Thus, the \(\mathbf{\theta}\), lets call it \(\theta_{ML}\) that maximizes \(L(\mathbf{\theta})\) will be the maximum likelihood estimate. Maximizing the likelihood involves finding the critical point (where the derivative is 0). It is tricky to work with finite products when taking the derivatives, hence we work with the log likelihood function , \[ l(\mathbf{\theta}) = log\left(L(\mathbf{\theta})\right) \] (log is monotonic increasing!). To find \(\theta_{ML}\), we need to set \[ \nabla l(\mathbf{\theta}) = \mathbf{0} \] and solve a system of \(p\) equations. The gradient of log likelihood is called the score function.

Let us look at an example. Suppose we know that weight \(W \sim N(\mu, \sigma^2)\), and we know the variance and hence the std. deviation \(\sigma\). Thus, our parameter vector is just a real number, \(\theta = \mu\). Suppose we observe \(4\) i.i.d weights, \(w_1, w_2, w_3\) and \(w_4\). What is \(L(\mathbf{\theta})\)? \[ L(\mu) = f(w_1\vert \mu) \times f(w_2\vert \mu) \times f(w_3\vert\mu) \times f(w_4\vert \mu), \] where, \[ f(w\lvert\mu) = \frac{1}{\sqrt{2\pi}\sigma}e^{-\frac{(w-\mu)^2}{2\sigma^2}} \]

Hence, \[ log(f(w\lvert\mu)) = log\left(\frac{1}{\sqrt{2\pi}\sigma}\right) + log\left(e^{-\frac{(w-\mu)^2}{2\sigma^2}}\right) \]

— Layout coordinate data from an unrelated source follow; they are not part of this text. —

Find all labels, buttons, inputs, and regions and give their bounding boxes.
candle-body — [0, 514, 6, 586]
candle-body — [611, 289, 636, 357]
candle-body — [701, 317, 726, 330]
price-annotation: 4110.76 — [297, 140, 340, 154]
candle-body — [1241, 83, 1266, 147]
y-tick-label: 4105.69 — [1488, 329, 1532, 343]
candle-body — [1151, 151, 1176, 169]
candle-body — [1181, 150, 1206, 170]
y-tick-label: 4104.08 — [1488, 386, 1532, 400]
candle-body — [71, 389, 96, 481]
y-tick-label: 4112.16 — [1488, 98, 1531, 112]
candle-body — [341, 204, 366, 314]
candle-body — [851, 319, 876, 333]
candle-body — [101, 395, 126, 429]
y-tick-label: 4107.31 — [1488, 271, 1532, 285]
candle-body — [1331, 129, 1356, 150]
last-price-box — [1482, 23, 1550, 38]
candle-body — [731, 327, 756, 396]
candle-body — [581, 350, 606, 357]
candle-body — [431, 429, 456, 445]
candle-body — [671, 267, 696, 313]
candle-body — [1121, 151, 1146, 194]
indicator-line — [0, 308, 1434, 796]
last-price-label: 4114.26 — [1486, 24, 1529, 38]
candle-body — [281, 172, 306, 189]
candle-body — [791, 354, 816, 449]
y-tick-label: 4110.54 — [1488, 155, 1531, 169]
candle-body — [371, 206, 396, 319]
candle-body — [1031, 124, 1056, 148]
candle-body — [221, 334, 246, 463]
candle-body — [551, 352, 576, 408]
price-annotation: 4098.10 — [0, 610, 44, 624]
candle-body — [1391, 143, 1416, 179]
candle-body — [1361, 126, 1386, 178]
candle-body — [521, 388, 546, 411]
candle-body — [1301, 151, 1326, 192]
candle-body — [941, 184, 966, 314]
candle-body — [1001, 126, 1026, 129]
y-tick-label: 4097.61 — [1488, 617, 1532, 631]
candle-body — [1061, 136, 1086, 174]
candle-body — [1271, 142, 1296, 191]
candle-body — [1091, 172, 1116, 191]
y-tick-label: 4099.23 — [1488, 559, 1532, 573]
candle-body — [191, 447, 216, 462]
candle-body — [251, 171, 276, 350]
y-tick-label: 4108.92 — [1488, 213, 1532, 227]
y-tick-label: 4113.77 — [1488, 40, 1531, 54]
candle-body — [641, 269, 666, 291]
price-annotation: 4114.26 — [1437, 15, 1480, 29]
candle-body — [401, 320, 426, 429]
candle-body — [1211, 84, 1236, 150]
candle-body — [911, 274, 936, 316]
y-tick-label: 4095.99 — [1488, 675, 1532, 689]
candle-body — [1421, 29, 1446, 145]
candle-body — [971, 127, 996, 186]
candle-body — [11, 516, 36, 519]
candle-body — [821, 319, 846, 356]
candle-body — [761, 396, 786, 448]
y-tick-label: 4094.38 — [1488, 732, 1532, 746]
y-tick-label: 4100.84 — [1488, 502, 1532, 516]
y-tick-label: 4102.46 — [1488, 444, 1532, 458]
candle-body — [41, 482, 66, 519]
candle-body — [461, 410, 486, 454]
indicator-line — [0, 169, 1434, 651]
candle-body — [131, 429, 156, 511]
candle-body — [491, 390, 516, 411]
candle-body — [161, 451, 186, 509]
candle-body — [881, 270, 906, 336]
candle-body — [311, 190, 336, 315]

Let us denote \(A = log\left(\frac{1}{\sqrt{2\pi}\sigma}\right)\), then, \[ log(f(w\lvert\mu)) = A - \frac{(w-\mu)^2}{2\sigma^2} \]

(Home Assignment!)Show that the log likelihood is given by, \[4A - \frac{1}{2\sigma^2}\sum\limits_{i=1}^{4}(w_i-\mu)^2\]

(Home Assignment!)Show that the gradient of log likelihood (score function) \(\nabla l(\mu)\) is given by, \[ \frac{1}{\sigma^2}\sum\limits_{i=1}^{4}(w_i-\mu)\]